If you are unfamiliar with the different types of rural waste water systems, we hope this information will be beneficial for you. Many variables, such as lot size, soil type, systems use and regulatory requirements are some of the determining factors as to what type of systems is appropriate for your needs. Our system professionals will be glad to discuss your specific situation, to assist you in obtaining the best possible solution for your situation.
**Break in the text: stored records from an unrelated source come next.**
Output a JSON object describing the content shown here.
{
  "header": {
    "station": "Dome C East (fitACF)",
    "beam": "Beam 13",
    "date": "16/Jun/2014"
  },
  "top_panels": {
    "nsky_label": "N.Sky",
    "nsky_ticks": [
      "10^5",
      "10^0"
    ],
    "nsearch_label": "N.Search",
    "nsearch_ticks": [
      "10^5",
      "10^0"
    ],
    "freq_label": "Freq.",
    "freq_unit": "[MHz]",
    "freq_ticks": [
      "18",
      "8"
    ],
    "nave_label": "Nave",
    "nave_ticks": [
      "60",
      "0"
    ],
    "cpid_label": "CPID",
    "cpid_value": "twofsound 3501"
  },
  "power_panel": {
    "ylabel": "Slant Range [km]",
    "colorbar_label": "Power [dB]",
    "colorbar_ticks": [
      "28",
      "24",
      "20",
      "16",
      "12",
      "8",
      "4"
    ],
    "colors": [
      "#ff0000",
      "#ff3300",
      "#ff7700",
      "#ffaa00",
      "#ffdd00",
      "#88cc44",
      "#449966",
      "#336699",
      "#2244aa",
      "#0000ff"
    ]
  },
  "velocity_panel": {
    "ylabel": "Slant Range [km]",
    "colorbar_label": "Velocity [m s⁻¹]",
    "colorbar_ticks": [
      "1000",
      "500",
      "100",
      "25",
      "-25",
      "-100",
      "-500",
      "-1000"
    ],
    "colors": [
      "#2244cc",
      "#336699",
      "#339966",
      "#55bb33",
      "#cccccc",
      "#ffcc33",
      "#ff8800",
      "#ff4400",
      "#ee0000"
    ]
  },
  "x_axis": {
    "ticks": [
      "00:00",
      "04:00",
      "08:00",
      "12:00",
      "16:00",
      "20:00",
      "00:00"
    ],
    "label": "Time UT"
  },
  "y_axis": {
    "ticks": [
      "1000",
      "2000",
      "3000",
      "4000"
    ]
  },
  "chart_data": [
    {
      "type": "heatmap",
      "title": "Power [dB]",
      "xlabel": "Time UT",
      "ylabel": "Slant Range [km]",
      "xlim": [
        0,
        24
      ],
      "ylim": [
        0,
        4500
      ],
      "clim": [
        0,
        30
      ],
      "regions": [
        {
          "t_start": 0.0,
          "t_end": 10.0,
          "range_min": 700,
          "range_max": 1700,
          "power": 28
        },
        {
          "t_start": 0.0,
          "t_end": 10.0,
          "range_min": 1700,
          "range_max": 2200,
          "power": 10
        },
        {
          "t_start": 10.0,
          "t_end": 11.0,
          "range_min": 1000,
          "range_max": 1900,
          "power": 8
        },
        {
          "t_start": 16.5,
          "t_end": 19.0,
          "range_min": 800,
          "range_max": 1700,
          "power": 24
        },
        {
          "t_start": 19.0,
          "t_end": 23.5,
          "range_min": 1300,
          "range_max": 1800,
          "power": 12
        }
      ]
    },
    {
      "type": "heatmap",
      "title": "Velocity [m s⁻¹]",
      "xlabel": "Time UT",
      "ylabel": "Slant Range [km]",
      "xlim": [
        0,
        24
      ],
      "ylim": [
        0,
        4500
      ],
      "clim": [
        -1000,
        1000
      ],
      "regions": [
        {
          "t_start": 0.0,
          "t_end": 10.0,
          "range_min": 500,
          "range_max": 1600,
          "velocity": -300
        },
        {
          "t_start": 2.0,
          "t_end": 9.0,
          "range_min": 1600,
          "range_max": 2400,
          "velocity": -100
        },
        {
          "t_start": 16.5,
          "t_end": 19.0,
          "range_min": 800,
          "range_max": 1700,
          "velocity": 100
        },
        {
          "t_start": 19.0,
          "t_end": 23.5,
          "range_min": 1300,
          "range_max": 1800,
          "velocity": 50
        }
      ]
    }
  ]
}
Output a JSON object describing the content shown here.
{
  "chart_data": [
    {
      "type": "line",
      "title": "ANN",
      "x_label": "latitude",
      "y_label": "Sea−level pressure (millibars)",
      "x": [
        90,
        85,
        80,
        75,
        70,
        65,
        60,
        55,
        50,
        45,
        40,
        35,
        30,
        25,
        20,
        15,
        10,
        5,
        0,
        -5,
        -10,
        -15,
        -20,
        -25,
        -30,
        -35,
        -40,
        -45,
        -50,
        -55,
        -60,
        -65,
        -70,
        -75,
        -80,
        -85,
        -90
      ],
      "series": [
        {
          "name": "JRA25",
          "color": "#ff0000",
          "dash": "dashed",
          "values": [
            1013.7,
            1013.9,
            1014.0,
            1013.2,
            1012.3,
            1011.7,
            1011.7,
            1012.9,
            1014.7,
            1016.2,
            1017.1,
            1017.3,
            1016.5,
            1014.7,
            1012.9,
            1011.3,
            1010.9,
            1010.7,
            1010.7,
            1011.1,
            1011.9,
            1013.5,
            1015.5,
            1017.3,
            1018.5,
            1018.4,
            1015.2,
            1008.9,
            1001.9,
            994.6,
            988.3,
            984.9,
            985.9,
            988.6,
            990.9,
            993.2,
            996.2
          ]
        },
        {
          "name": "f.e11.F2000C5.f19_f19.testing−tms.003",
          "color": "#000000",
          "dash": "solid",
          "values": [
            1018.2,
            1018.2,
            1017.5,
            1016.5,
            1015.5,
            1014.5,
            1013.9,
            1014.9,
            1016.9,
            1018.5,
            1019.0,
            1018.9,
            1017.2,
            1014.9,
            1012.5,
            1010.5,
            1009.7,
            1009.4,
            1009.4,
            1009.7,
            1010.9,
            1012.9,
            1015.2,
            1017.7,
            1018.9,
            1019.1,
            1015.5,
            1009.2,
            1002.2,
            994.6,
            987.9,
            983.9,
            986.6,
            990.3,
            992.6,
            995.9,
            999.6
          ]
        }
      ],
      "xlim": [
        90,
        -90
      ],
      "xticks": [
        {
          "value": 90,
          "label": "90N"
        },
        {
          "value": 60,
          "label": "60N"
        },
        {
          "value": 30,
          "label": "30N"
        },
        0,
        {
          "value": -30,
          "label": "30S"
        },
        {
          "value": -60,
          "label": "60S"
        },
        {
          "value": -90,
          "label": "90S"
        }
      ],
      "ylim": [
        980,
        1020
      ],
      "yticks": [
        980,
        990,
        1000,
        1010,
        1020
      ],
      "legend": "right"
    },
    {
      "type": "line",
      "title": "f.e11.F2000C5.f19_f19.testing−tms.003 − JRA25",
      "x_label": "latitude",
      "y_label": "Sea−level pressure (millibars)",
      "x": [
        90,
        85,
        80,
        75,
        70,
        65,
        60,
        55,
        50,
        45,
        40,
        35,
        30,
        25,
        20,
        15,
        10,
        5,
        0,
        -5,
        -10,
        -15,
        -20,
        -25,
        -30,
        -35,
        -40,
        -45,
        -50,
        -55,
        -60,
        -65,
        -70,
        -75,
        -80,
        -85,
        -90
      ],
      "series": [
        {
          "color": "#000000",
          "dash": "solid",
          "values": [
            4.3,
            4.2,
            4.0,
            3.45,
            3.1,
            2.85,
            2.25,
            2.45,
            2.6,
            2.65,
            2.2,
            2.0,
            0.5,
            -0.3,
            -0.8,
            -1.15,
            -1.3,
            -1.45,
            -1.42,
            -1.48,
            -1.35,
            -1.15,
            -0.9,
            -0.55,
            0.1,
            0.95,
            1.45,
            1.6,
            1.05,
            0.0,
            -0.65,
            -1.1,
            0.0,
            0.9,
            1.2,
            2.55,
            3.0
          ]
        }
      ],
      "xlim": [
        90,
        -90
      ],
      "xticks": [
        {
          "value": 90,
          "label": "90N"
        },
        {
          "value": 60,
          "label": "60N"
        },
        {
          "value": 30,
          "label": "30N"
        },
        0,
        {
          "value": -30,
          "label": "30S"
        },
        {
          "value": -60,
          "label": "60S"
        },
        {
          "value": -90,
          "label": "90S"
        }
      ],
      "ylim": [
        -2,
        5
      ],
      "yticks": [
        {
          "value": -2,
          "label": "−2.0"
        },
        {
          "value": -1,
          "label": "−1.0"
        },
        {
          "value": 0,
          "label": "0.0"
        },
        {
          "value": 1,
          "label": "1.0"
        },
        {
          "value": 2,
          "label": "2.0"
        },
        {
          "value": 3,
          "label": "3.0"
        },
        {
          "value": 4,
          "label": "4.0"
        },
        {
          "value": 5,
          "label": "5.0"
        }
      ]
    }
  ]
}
Aerobic Waste Water System
An Aerobic Waste Water System is a system that contains aerobic bacteria, which is completely different than septic bacteria.
Aerobic bacteria requires constant air movement to exist and stay alive. Unlike septic bacteria, it is a veracious eater and eats bacteria very quickly. It eats up disease causing pathogens more rapidly than a septic system. Therefore, causing no odor.
The water should stay in the system for 24 hours, for correct treatment of the waste. It then goes through a chlorinator and into a pump tank. It is dispersed from the pump tank, via sprinkler heads and a surface irrigation system, onto the yard using specially marked sprinkler heads.
Most Aerobic Systems are constructed of three tanks: a holding tank for solids, a treatment tank and a pump tank for the chlorinated water. Aerobic systems are designed according to the size of the home and the size of the family to use the system at the time of construction.
In situations where a family expects to entertain multiple persons, in the future at one time, it is suggested to over build the system accordingly. Overloading the system with excessive use will cause it to malfunction.
Conventional Septic System
This is a closed system. Septic bacteria is very smelly, and it eats up disease causing pathogen slowly.
The water/waste goes into the system, into a drain field and is dispersed into the soil. Vegetation uses the water, it evaporates and is soaked up in the soil.
The solids waste is contained in the tanks and must be pumped out approximately every 3 years for proper maintenance, and to protect the longevity of the drain field.